PowerPoint available

1 in 6 people in Florida are receiving SNAP.  60% of staff work from home - all levels of staff.

Laptop is assigned phone number extension therefore staff can answer calls from any location.  

Have telecommunicating guide (on NAPIPM website) 100 pages and telecommunicating agreement

Requires leadership buy-in

Requires investment in software.  Chat capabilities with program policy specialists monitoring.  Called Virtual Policy Consultant.  10 year old off the shelf program.  Virtual meeting room.

Adobe product log-in behind agency firewall.

Policy staff man the Chat and if they are in office, they can discuss among themselves before answering. Or they can work from home as solo policy expert.

Virtual Pre-Service classes for new staff development.  Remotely trains new employees.  New staff do not sit at home and train.  Come into an office location.  There for about a year before they can become virtual.

Virtual In-Service - training available to seasoned staff.  Allows for consistency. Training library accessible to all staff for any brush-ups they may need.   

Document Imaging System - Staff able to access documents from any location.  2 hour timeframe for submission to availability.  Handle 600,000 documents monthly via fax, upload through My Account, scanned or mailed. 

Disaster plan will deal with paper documents initially with scanning and indexing follow-up.

Workers can set-up courtesy notifications which will alert them when documents come in.

Staffing started  at 166 plus.  Now at 140 indexers.  All are contracted staff with pay for performance depending on quality and productivity of their work.  

Fax numbers statewide are directed to one central server. 
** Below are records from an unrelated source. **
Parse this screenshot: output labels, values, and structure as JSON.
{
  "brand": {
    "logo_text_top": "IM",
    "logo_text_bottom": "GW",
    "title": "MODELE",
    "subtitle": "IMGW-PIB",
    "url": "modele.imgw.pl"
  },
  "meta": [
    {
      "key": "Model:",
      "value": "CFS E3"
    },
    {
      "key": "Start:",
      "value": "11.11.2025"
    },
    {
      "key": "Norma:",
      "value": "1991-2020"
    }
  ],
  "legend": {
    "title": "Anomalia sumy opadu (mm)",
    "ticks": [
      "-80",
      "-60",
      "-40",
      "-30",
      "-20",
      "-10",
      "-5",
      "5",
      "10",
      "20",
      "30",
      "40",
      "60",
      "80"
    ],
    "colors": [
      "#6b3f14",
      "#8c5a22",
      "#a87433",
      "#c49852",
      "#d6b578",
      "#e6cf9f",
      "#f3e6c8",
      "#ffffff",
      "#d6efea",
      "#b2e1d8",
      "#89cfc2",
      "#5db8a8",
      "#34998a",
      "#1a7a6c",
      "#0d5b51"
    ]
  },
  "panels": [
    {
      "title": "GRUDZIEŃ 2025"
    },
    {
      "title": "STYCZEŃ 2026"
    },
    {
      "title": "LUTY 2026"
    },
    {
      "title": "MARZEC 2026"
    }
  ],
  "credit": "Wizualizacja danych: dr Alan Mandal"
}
Managing in a Virtual Environment - real time service system allows monitoring of staff productivity.  Captures numbers of all activity.  Staff and supervisor have a work due report.  Utilizes instant messaging as virtual white board.  Utilizes virtual conferencing for training and meetings.  

Disconnects can occur as supervisors lose the "human"aspect of supervision.  Important to maintain contact.  Developed leadership curriculum using Passionate Education as platform. 

Passionate education involves sharing inspiration to others.  

Be a role model
Be visible (inspire) 
Be clear
Be transparent (open & honest)
Be accountable

Florida Active error rate '14 - 0.42%
Timeliness 98.5%

Retention depends on regions but around 50% have less than 2 years experience.  Salaries are a primary issue.  

Dashboard monitors staff productivity.  System records all keystrokes and supervisors can see all activity.  Also uses Skype to monitor staff.  Staff has to provide own internet access.  Broken equipment issues requires them to come into an office.  If placed on corrective action plan, they are called into an office.  Telecommuting is a staff option and is not required.  Staff opting into office environment are assigned a permanent work station.  If called back into an office, you work were space is available.